Re-allocation of marketing dollars pre- and through the pandemic is another shift that has been observed. Some restaurants have chosen to cut back public relations and email marketing initiatives and instead invest their time and resources into organic and paid social media. “Now, more than ever, every dollar counts, and brands must remain extraordinarily vigilant about allocating dollars into marketing tools that will move the needle,” says The Smoke Shop’s Rice Wales. For Wales and her team, moving the needle meant cutting public relations monies significantly during the pandemic because “every dollar counted.” Instead, time, focus, and capital at the restaurant shifted towards building a strong social media presence. Social media, according to Wales, “was the businesses lifeline to their customers” and as such, marketing dollars were shifted entirely into digital. Similarly, the team at Birdcall restaurants in Denver, Colorado, also found themselves moving capital from traditional marketing tactics to social media to increase sales and overall success. For Valetta, utilizing paid boosts and geofencing were “groundbreaking” like never before.
Another way that restaurants have both saved capital and improved the quality of content is through utilizing in-house staff to execute their social rather than outsourcing the job. For Cushman Concept’s Martino “a different level of personalization and insight can be achieved by utilizing someone on the inside. Guests can tell when content comes from someone who is not physically there. Social media coming from the inside allows for “beautiful moments to be caught in real time.”

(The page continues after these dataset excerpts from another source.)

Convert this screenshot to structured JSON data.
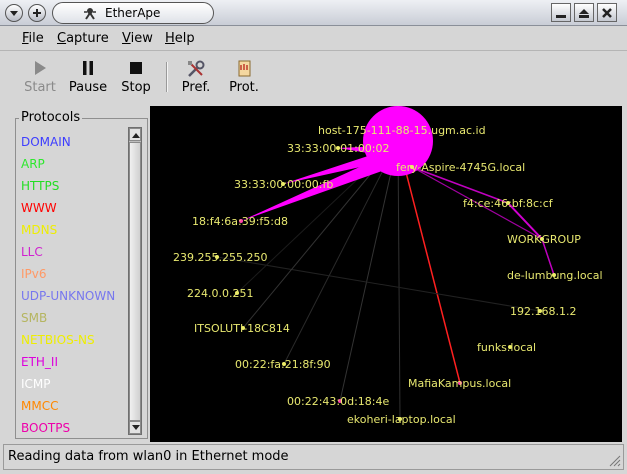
{
  "window": {
    "title": "EtherApe"
  },
  "menu": [
    {
      "label": "File",
      "key": "F",
      "rest": "ile"
    },
    {
      "label": "Capture",
      "key": "C",
      "rest": "apture"
    },
    {
      "label": "View",
      "key": "V",
      "rest": "iew"
    },
    {
      "label": "Help",
      "key": "H",
      "rest": "elp"
    }
  ],
  "toolbar": {
    "start": "Start",
    "pause": "Pause",
    "stop": "Stop",
    "pref": "Pref.",
    "prot": "Prot."
  },
  "protocols": {
    "title": "Protocols",
    "items": [
      {
        "name": "DOMAIN",
        "color": "#3d3dff"
      },
      {
        "name": "ARP",
        "color": "#2ee82e"
      },
      {
        "name": "HTTPS",
        "color": "#22dd22"
      },
      {
        "name": "WWW",
        "color": "#ff0000"
      },
      {
        "name": "MDNS",
        "color": "#eeee00"
      },
      {
        "name": "LLC",
        "color": "#d020d0"
      },
      {
        "name": "IPv6",
        "color": "#ff9966"
      },
      {
        "name": "UDP-UNKNOWN",
        "color": "#7777ee"
      },
      {
        "name": "SMB",
        "color": "#b5b560"
      },
      {
        "name": "NETBIOS-NS",
        "color": "#eeee00"
      },
      {
        "name": "ETH_II",
        "color": "#dd00dd"
      },
      {
        "name": "ICMP",
        "color": "#ffffff"
      },
      {
        "name": "MMCC",
        "color": "#ff8800"
      },
      {
        "name": "BOOTPS",
        "color": "#ee00aa"
      }
    ]
  },
  "graph": {
    "label_color": "#e8e870",
    "hub_color": "#ff00ff",
    "nodes": [
      {
        "id": "hub",
        "label": "host-175-111-88-15.ugm.ac.id"
      },
      {
        "id": "fery",
        "label": "fery-Aspire-4745G.local"
      },
      {
        "id": "n1",
        "label": "33:33:00:01:00:02"
      },
      {
        "id": "n2",
        "label": "33:33:00:00:00:fb"
      },
      {
        "id": "n3",
        "label": "18:f4:6a:39:f5:d8"
      },
      {
        "id": "n4",
        "label": "239.255.255.250"
      },
      {
        "id": "n5",
        "label": "224.0.0.251"
      },
      {
        "id": "n6",
        "label": "ITSOLUTI-18C814"
      },
      {
        "id": "n7",
        "label": "00:22:fa:21:8f:90"
      },
      {
        "id": "n8",
        "label": "00:22:43:0d:18:4e"
      },
      {
        "id": "n9",
        "label": "ekoheri-laptop.local"
      },
      {
        "id": "n10",
        "label": "MafiaKampus.local"
      },
      {
        "id": "n11",
        "label": "funks.local"
      },
      {
        "id": "n12",
        "label": "192.168.1.2"
      },
      {
        "id": "n13",
        "label": "de-lumbung.local"
      },
      {
        "id": "n14",
        "label": "WORKGROUP"
      },
      {
        "id": "n15",
        "label": "f4:ce:46:bf:8c:cf"
      }
    ]
  },
  "status": {
    "text": "Reading data from wlan0 in Ethernet mode"
  }
}
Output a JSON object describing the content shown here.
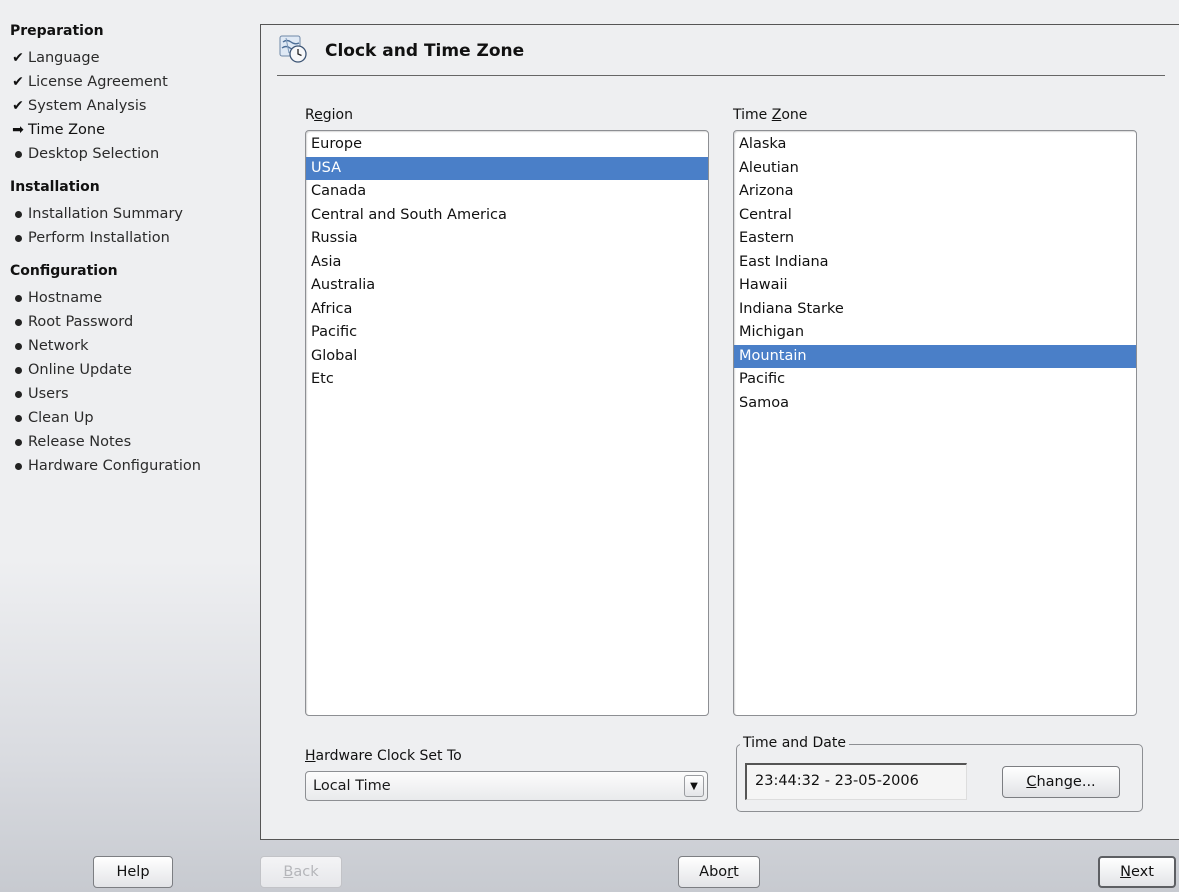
{
  "sidebar": {
    "preparation": {
      "title": "Preparation",
      "items": [
        {
          "label": "Language",
          "state": "done"
        },
        {
          "label": "License Agreement",
          "state": "done"
        },
        {
          "label": "System Analysis",
          "state": "done"
        },
        {
          "label": "Time Zone",
          "state": "current"
        },
        {
          "label": "Desktop Selection",
          "state": "pending"
        }
      ]
    },
    "installation": {
      "title": "Installation",
      "items": [
        {
          "label": "Installation Summary",
          "state": "pending"
        },
        {
          "label": "Perform Installation",
          "state": "pending"
        }
      ]
    },
    "configuration": {
      "title": "Configuration",
      "items": [
        {
          "label": "Hostname",
          "state": "pending"
        },
        {
          "label": "Root Password",
          "state": "pending"
        },
        {
          "label": "Network",
          "state": "pending"
        },
        {
          "label": "Online Update",
          "state": "pending"
        },
        {
          "label": "Users",
          "state": "pending"
        },
        {
          "label": "Clean Up",
          "state": "pending"
        },
        {
          "label": "Release Notes",
          "state": "pending"
        },
        {
          "label": "Hardware Configuration",
          "state": "pending"
        }
      ]
    }
  },
  "page": {
    "title": "Clock and Time Zone",
    "icon": "clock-globe-icon"
  },
  "region": {
    "label_pre": "R",
    "label_acc": "e",
    "label_post": "gion",
    "items": [
      "Europe",
      "USA",
      "Canada",
      "Central and South America",
      "Russia",
      "Asia",
      "Australia",
      "Africa",
      "Pacific",
      "Global",
      "Etc"
    ],
    "selected": "USA"
  },
  "timezone": {
    "label_pre": "Time ",
    "label_acc": "Z",
    "label_post": "one",
    "items": [
      "Alaska",
      "Aleutian",
      "Arizona",
      "Central",
      "Eastern",
      "East Indiana",
      "Hawaii",
      "Indiana Starke",
      "Michigan",
      "Mountain",
      "Pacific",
      "Samoa"
    ],
    "selected": "Mountain"
  },
  "hardware_clock": {
    "label_acc": "H",
    "label_post": "ardware Clock Set To",
    "value": "Local Time"
  },
  "time_date": {
    "legend": "Time and Date",
    "value": "23:44:32 - 23-05-2006",
    "change_acc": "C",
    "change_post": "hange..."
  },
  "buttons": {
    "help": "Help",
    "back_acc": "B",
    "back_post": "ack",
    "abort_pre": "Abo",
    "abort_acc": "r",
    "abort_post": "t",
    "next_acc": "N",
    "next_post": "ext"
  },
  "colors": {
    "selection": "#4a7fc8",
    "background": "#eeeff1"
  }
}
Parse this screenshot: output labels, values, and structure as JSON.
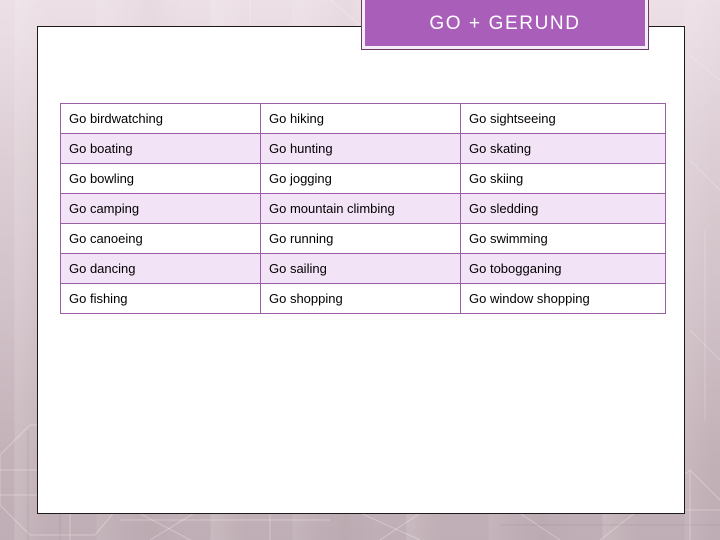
{
  "slide": {
    "title": "GO + GERUND",
    "accent_color": "#a95fba",
    "banner_border_color": "#f6eef7",
    "banner_outline_color": "#6f3a6b",
    "panel_background": "#ffffff",
    "background_color": "#c5b3b9",
    "table_border_color": "#9b5fa8",
    "row_alt_color": "#f3e3f6",
    "text_color": "#000000"
  },
  "table": {
    "rows": [
      [
        "Go birdwatching",
        "Go hiking",
        "Go sightseeing"
      ],
      [
        "Go boating",
        "Go hunting",
        "Go skating"
      ],
      [
        "Go bowling",
        "Go jogging",
        "Go skiing"
      ],
      [
        "Go camping",
        "Go mountain climbing",
        "Go sledding"
      ],
      [
        "Go canoeing",
        "Go running",
        "Go swimming"
      ],
      [
        "Go dancing",
        "Go sailing",
        "Go tobogganing"
      ],
      [
        "Go fishing",
        "Go shopping",
        "Go window shopping"
      ]
    ]
  }
}
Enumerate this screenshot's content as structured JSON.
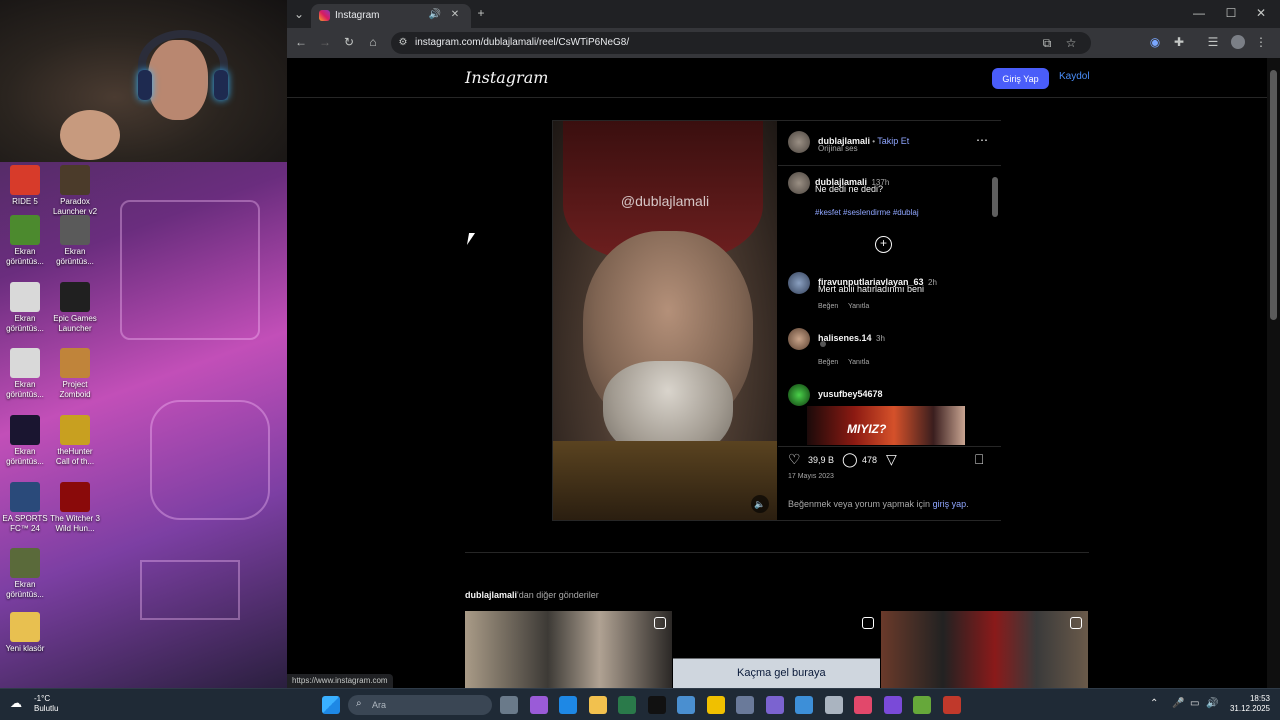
{
  "desktop": {
    "icons": [
      {
        "label": "RIDE 5",
        "color": "#d73b2a"
      },
      {
        "label": "Paradox Launcher v2",
        "color": "#4b3b2a"
      },
      {
        "label": "Ekran görüntüs...",
        "color": "#4c8a2e"
      },
      {
        "label": "Ekran görüntüs...",
        "color": "#5a5a5a"
      },
      {
        "label": "Ekran görüntüs...",
        "color": "#d9d9d9"
      },
      {
        "label": "Epic Games Launcher",
        "color": "#202020"
      },
      {
        "label": "Ekran görüntüs...",
        "color": "#d9d9d9"
      },
      {
        "label": "Project Zomboid",
        "color": "#c0843a"
      },
      {
        "label": "Ekran görüntüs...",
        "color": "#1a1530"
      },
      {
        "label": "theHunter Call of th...",
        "color": "#c8a020"
      },
      {
        "label": "EA SPORTS FC™ 24",
        "color": "#2a4a7a"
      },
      {
        "label": "The Witcher 3 Wild Hun...",
        "color": "#8a0a0a"
      },
      {
        "label": "Ekran görüntüs...",
        "color": "#5a6a3a"
      },
      {
        "label": "Yeni klasör",
        "color": "#e8c050"
      }
    ]
  },
  "browser": {
    "tab_title": "Instagram",
    "new_tab": "+",
    "url": "instagram.com/dublajlamali/reel/CsWTiP6NeG8/",
    "window_controls": {
      "minimize": "—",
      "maximize": "☐",
      "close": "✕"
    },
    "status_url": "https://www.instagram.com"
  },
  "instagram": {
    "logo": "Instagram",
    "login_label": "Giriş Yap",
    "signup_label": "Kaydol",
    "post": {
      "watermark": "@dublajlamali",
      "author": "dublajlamali",
      "follow_sep": " • ",
      "follow_label": "Takip Et",
      "audio": "Orijinal ses",
      "caption_user": "dublajlamali",
      "caption_time": "137h",
      "caption_text": "Ne dedi ne dedi?",
      "hashtags": "#kesfet #seslendirme #dublaj",
      "comments": [
        {
          "user": "firavunputlariavlayan_63",
          "time": "2h",
          "text": "Mert abiii hatırladınmı beni",
          "like": "Beğen",
          "reply": "Yanıtla"
        },
        {
          "user": "halisenes.14",
          "time": "3h",
          "text": "",
          "like": "Beğen",
          "reply": "Yanıtla"
        },
        {
          "user": "yusufbey54678",
          "time": "",
          "text": "",
          "like": "",
          "reply": ""
        }
      ],
      "comment_image_text": "MIYIZ?",
      "likes": "39,9 B",
      "comment_count": "478",
      "date": "17 Mayıs 2023",
      "login_prompt_prefix": "Beğenmek veya yorum yapmak için ",
      "login_prompt_link": "giriş yap",
      "login_prompt_suffix": "."
    },
    "more_posts_user": "dublajlamali",
    "more_posts_suffix": "'dan diğer gönderiler",
    "grid_text": "Kaçma gel buraya"
  },
  "taskbar": {
    "weather_temp": "-1°C",
    "weather_desc": "Bulutlu",
    "search_placeholder": "Ara",
    "time": "18:53",
    "date": "31.12.2025"
  }
}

Valletta agrees, “A third-party company isn’t going to be able to grasp the intimate ins and outs of a brand, to understand a brand and create consistent, clear, and passionate content in the same way that someone on the inside can.” Companies are investing an increasing amount of capital into training those on the inside, rather than allocating dollars towards those on the outside. Using in-house staff and maximizing their individual strengths, passion, and knowledge allows companies to create unparalleled content that drives customer engagement and sales in the long run.
What’s Next for Restaurant Social Media Marketing?
The pandemic has compelled restaurants to think creatively about their marketing outreach. “Flexibility, open-mindedness, and innovation are crucial in the post-COVID era,” adds Martino. As an industry that is comprised of people who are resilient by nature, restaurants have been able to pivot quickly and efficiently. With crises comes the opportunity for growth. According to AF&Co’s Andrew Freeman, “As we’re coming out of this, we must look to adopt a more integrated marketing approach. We must combine the tried and trues, old way of doing things and blend them with lessons learned from the adversities of the last year to fine-tune an overall strategy.”
Valletta adds, “As much as COVID was one of the worst things to happen to society and to our industry. It’s forced us to become more innovative than ever before.”